Data Curation
Objectives
This course serves as the entry point of a series of data science skillset for business analytics in the modern big data era. We will introduce concepts of data curation and management with applications. Students will explore the characteristics of data and perform data curation through hands-on experiences, such as the data extraction, data wrangling, data exploration, database and data science workflow in terms of reproducible Extract- Transform-Load (ETL) processes.

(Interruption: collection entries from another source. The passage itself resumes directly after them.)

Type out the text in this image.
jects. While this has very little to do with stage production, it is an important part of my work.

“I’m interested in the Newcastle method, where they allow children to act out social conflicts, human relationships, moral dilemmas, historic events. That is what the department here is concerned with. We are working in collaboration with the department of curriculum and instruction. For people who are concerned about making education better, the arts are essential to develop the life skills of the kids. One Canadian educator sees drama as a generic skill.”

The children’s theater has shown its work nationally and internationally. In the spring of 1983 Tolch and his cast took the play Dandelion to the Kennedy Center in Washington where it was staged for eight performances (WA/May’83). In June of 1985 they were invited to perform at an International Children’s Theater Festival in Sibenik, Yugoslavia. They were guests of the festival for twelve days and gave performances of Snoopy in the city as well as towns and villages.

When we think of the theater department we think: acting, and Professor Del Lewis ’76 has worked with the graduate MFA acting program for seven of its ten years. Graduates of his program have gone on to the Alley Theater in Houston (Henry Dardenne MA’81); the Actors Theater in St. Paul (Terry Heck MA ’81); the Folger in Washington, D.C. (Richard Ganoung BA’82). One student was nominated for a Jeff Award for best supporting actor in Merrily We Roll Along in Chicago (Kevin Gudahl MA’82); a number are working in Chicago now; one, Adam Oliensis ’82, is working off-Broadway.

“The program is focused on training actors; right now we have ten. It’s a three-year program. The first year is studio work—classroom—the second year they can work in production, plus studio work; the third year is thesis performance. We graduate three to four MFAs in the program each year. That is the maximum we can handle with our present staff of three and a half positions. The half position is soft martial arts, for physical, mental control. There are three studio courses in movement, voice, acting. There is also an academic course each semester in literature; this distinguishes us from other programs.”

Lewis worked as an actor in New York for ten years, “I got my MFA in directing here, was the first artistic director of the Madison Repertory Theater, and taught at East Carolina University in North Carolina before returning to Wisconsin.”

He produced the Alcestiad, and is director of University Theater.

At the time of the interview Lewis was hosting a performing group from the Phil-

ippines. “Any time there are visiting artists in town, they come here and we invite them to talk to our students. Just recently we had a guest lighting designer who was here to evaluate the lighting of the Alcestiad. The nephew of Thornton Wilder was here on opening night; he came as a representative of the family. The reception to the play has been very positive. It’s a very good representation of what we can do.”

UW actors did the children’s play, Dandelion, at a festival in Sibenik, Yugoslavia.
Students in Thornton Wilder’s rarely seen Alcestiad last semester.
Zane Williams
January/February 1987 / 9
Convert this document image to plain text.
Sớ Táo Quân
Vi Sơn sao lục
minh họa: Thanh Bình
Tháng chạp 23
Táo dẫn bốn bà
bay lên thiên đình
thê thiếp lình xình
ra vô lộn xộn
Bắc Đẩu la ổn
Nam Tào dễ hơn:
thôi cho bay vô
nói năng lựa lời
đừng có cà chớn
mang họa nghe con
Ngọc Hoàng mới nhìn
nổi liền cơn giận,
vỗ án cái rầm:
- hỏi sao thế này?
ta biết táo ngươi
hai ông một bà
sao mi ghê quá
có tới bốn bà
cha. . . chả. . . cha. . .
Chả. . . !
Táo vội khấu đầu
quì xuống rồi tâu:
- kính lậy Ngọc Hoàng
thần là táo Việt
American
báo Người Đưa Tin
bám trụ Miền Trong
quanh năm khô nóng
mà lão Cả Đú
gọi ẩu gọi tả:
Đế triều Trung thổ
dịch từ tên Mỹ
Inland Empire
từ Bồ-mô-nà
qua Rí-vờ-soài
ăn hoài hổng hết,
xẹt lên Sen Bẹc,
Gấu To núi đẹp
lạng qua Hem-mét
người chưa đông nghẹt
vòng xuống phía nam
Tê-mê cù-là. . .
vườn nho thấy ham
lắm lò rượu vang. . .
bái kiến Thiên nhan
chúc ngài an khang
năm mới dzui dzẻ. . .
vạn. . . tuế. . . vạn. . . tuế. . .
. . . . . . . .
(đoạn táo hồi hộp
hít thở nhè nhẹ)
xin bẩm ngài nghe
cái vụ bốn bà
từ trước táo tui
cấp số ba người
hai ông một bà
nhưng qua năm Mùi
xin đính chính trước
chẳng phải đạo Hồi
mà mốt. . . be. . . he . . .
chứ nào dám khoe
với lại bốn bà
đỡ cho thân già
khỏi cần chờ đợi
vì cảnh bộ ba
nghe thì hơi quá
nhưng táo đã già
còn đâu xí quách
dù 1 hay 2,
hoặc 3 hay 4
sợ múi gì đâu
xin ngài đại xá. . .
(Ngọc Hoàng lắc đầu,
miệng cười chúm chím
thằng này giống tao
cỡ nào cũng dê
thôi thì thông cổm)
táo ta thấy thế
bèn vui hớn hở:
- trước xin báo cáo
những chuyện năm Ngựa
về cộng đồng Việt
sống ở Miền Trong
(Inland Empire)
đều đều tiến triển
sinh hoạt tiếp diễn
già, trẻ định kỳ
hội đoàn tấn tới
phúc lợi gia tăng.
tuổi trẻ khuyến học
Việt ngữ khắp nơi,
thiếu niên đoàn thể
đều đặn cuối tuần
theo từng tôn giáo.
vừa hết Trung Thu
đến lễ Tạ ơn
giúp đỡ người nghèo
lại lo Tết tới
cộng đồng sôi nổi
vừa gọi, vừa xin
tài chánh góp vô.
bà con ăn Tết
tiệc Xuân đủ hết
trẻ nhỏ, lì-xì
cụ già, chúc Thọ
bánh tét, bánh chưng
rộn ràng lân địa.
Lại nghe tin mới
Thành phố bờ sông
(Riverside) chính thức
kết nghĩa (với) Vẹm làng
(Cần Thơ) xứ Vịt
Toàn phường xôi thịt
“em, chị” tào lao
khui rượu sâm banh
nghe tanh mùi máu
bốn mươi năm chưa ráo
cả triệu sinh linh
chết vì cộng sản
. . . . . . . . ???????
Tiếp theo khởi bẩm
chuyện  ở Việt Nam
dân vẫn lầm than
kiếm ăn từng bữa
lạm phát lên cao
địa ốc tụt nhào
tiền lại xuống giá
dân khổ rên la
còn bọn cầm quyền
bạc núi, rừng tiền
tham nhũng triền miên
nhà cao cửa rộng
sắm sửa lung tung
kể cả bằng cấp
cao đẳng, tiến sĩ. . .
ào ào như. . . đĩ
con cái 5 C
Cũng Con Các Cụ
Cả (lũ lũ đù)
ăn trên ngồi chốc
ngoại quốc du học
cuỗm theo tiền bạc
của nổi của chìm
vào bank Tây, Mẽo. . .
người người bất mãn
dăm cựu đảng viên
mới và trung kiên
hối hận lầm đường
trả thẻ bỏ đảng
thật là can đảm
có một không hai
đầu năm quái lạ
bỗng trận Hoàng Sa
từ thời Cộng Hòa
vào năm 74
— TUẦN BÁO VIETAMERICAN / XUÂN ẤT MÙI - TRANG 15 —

Students do not need to have programming experience but programming knowledge, such as R, Matlab, Java, etc would be highly preferred.
General characterization
Code
2489
Credits
3.5
Responsible teacher
Qiwei Han
Hours
Weekly - Available soon
Total - Available soon
Teaching language
English
Prerequisites
Available soon
Bibliography
This course does not require any textbook, because data science is a rapidly changing field and no textbook may cover all materials we will teach in the course. However, the following book is recommended for your reference:
Python for Data Analysis: Data Wrangling with Pandas, NumPy, and IPython 2nd Edition Python Data Science Handbook Essential Tools for Working with Data, Chapter 1-3
Teaching method
Students are required to bring own laptops for in-class exercises and quizzes. This course adopts learning-by-doing culture that allows students to implement data curation process through programming in Python and SQL. Most of class material will be in the Jupyter notebooks to facilitate reproducible practices.
Evaluation method
The overall evaluation of performance consists of 4 parts
• Class participation through 5 quizzes (20%)
• 3 bi-weekly assignment (30%)
• Final exam (50%)
Subject matter
This course contains 6 modules that students learn about data curation through hands-on programming exercise. This course will also serve as crash course of Python, the most popular programming language in Big Data era. Most of lectures will be presented using Python/SQL examples.